If there's one thing you need to ensure you integrate into your diet every day, it's fiber. As Tara Menon, M.D., a gastroenterologist at The Ohio State University Wexner Medical Center, explained to Women's Health, "Dietary fiber is important in our diets because not only does it help regulate our bowel habits and improve our overall gut health, but it also has other systemic benefits such as improving blood sugar control, contributing to heart health by improving cholesterol and blood pressure, and helping with weight loss and management." 


But unfortunately, there such a thing as too much fiber and it can result in side effects like diarrhea, farting, stomach cramps, constipation, and gastroesophageal reflux. "High levels (of fiber) can also interfere with absorption of some minerals, such as iron, and some antioxidants, such as beta-carotene," registered dietitian, Brie Turner-McGrievy, told Everyday Health. "It's rare, though, for people in this country to be getting too much fiber." 
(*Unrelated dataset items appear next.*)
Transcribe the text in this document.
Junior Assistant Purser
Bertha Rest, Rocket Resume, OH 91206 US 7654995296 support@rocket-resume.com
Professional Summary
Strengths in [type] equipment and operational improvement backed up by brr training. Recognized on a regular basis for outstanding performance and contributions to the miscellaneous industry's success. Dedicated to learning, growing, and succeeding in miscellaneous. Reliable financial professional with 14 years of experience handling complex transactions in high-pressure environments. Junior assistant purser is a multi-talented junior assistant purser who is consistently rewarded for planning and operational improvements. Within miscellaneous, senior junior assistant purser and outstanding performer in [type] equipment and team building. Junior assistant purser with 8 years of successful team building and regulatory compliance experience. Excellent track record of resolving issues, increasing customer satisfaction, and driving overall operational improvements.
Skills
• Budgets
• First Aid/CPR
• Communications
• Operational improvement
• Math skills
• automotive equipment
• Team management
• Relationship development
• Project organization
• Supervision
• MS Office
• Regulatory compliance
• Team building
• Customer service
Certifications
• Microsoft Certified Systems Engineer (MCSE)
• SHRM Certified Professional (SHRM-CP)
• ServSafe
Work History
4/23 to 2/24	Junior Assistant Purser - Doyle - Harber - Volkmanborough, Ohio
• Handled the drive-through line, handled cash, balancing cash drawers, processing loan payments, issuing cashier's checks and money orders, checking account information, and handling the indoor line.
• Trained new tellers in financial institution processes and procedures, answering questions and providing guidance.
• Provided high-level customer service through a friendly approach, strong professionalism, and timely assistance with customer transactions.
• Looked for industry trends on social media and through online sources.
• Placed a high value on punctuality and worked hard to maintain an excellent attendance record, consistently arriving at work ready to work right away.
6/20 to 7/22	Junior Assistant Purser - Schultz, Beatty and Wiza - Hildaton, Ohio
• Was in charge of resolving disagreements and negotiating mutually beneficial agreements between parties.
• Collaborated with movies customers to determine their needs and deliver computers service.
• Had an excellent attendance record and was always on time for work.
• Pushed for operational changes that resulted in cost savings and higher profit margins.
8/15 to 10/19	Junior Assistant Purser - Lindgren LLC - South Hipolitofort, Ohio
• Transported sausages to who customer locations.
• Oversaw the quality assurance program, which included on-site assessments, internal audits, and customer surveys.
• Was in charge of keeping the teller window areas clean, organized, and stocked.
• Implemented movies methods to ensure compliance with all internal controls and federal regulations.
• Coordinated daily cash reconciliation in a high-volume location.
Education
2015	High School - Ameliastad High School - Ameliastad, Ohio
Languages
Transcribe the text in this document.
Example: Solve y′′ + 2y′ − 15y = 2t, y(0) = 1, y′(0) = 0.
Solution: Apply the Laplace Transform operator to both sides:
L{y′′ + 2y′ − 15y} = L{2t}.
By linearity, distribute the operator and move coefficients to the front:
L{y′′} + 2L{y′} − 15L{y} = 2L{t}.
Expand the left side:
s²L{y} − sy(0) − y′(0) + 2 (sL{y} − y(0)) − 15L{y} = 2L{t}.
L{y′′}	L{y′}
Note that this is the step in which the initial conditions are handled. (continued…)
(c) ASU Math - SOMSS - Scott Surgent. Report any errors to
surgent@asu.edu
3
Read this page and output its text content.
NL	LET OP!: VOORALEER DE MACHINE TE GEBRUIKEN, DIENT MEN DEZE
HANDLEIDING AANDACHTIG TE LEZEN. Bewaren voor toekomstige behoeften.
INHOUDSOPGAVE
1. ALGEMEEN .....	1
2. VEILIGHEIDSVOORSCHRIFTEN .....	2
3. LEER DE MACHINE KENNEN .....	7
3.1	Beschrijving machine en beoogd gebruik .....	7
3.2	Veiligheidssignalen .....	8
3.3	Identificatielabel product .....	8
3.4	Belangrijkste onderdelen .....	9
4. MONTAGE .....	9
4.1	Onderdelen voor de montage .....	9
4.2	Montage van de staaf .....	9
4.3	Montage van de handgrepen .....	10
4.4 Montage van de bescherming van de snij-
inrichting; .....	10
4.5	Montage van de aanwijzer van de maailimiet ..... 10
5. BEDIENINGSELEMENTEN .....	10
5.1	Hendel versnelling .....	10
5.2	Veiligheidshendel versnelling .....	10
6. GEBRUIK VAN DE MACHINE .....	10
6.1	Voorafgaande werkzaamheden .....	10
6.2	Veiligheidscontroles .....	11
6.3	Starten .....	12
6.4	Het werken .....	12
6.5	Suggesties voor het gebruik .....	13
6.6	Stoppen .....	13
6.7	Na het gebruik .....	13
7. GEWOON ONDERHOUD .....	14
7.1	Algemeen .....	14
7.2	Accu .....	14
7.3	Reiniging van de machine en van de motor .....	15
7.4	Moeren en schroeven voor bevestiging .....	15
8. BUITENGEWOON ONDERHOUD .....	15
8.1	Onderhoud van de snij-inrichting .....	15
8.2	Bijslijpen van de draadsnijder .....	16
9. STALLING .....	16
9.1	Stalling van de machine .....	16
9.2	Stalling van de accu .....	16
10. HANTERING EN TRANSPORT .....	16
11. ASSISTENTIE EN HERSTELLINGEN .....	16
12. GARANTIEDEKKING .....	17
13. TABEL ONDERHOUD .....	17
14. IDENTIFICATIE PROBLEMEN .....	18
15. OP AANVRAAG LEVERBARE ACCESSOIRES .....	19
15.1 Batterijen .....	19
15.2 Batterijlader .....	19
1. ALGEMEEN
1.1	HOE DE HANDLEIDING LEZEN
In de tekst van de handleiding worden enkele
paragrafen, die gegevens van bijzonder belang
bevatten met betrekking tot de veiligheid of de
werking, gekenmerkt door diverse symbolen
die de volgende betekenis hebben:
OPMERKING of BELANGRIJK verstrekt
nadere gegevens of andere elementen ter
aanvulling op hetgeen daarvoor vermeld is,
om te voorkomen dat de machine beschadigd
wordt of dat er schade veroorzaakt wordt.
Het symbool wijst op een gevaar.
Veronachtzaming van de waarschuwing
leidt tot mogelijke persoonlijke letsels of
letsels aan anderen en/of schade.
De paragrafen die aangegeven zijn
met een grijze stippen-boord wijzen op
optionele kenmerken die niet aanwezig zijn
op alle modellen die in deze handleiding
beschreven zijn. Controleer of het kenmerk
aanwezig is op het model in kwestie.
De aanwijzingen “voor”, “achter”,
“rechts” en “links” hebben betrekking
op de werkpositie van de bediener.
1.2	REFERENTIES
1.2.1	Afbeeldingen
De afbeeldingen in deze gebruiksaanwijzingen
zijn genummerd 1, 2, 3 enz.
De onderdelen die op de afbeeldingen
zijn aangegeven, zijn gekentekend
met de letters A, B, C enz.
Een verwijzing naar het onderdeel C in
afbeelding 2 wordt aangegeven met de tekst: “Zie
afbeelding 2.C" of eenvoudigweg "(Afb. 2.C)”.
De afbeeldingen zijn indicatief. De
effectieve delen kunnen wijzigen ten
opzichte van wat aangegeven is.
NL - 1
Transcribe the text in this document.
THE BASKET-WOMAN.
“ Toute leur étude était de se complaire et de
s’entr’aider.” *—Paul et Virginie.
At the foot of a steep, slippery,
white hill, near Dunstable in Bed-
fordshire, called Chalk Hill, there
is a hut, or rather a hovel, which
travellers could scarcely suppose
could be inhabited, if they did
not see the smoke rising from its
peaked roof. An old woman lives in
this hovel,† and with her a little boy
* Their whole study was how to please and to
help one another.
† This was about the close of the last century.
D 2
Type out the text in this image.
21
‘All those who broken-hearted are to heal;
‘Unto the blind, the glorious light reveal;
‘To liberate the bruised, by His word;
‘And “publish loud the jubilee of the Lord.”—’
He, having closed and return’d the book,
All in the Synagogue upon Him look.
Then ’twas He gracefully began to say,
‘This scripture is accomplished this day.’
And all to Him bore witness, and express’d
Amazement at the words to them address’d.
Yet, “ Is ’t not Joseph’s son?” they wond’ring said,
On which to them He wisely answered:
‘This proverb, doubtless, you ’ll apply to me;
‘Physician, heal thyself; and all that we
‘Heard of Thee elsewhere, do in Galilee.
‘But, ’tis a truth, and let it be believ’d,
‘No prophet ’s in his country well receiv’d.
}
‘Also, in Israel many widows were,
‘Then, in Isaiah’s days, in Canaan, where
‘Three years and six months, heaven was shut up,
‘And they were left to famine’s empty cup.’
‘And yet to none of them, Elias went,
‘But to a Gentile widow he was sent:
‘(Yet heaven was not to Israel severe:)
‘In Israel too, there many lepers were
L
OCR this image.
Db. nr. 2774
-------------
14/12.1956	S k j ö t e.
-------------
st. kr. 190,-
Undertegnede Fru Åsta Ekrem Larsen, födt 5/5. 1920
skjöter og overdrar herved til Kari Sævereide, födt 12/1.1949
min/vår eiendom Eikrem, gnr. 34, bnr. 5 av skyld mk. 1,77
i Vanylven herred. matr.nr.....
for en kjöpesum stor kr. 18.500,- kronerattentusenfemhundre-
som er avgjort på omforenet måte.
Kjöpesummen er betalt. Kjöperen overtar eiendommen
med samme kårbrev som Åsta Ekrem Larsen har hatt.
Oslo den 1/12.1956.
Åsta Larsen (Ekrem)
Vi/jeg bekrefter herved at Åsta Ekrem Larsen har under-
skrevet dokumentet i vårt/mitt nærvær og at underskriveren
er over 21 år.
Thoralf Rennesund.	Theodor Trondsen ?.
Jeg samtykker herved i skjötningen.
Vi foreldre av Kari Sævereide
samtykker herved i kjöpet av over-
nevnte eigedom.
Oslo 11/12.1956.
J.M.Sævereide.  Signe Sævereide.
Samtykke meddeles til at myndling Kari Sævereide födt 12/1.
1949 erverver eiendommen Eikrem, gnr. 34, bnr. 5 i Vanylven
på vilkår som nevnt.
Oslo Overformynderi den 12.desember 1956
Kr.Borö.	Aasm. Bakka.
Experts explain how much fiber you should eat in a day

So how much fiber do you actually need to eat every day? According to Andrew Reynolds, a postdoctoral research fellow at the University of Otago's department of medicine, instead you should aim for a set amount of fiber each day to ensure you don't go overboard. "Most people consume under 20 grams of fiber per day," he told Runner's World, "But our study indicates we should have at least 25 to 29 grams per day from foods such as whole grains, vegetables, pulses, and fruit." 


The best way to go about it is to simply try to include a little bit of fiber in every meal. "Spreading out your fiber intake throughout the day will allow you to avoid some of the gastrointestinal discomforts that a large amount of fiber may present," Turner-McGrievy explained to Everyday Health. And don't forget to hydrate! "We need to make sure we drink an appropriate amount of water along with our fiber intake to allow for proper digestion."